Last week I wasn't speaking all that much. Not to say I didn't want to speak, just that I was having a lot of fun reading squiggles on a page and making them into sounds in my head, which didn't put much of a strain on my vocal chords. After a few days of English teaching, blabbing and being blabbed at for hours on end, my vocal chords were a bit strained, and I woke up this morning with a nasty sore throat.
The local groceries don't carry honey, so I walked down to the supermarket in the local department store, which didn't open until ten. I could see the staff scurrying around inside behind the glass doors setting up displays and straightening uniforms. The first row of doors had been opened to give those customers waiting outside access to seats in the entranceway. They were all taken up by fierce looking old women by the time I got there. (There is a brilliant word for fierce old battleaxe Japanese women: "oba-ttarion", which combines the Japanese word for older woman "obasan" with the English battalion. Pops into my head every time one of them shoves their way onto a crowded train draped with shopping bags.)
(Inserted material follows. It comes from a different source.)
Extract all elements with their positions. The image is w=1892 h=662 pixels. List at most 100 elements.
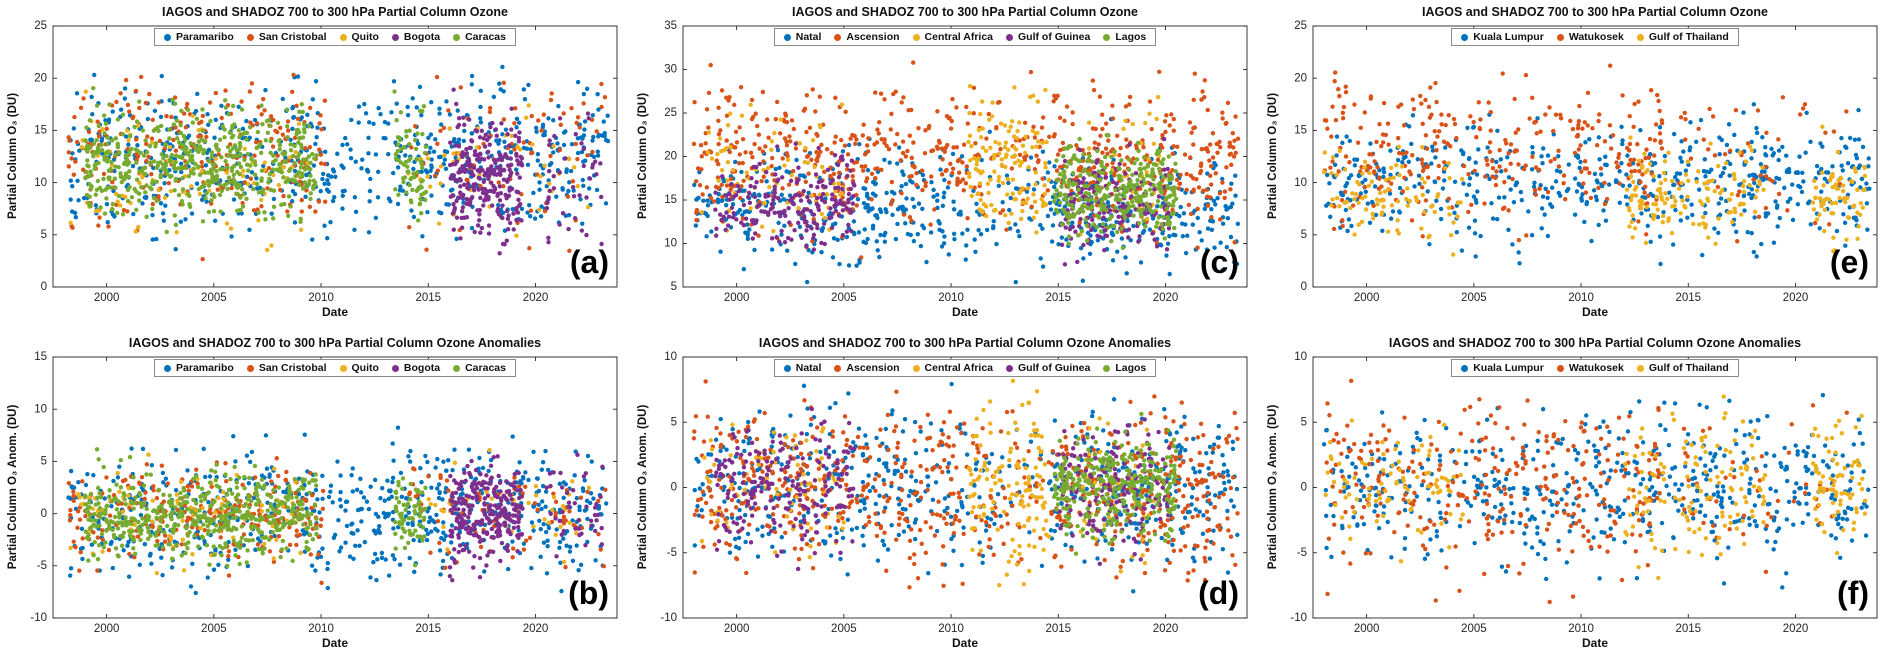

At precisely 10:00 the manager came and unlocked the door personally, then stood at attention and bowed to each individual customer as we walked in. I headed to the basement supermarket. There was a boy of about twenty standing with a plastic shopping basket, which he handed to me as I passed. I was the only customer in sight. The supermarket creeped me out. The entire staff, in uniform was standing at attention, one person at the end of each aisle. They would yell out Irrashaimase! ("Welcome honored customer!) as soon as I came with six feet of them. I wonder if they specify how close the customer should be before you yell.
I didn't see the order given, but after 5 minutes they were given permission to be at ease, and resumed shelving and scurrying, back to the normal frantic pace of a Japanese supermarket. Since older women are the only people who show up to a department store at opening time, guess all that bowing and scraping is for the oba-tarrion's, who I'm sure appreciate military discipline when they see it.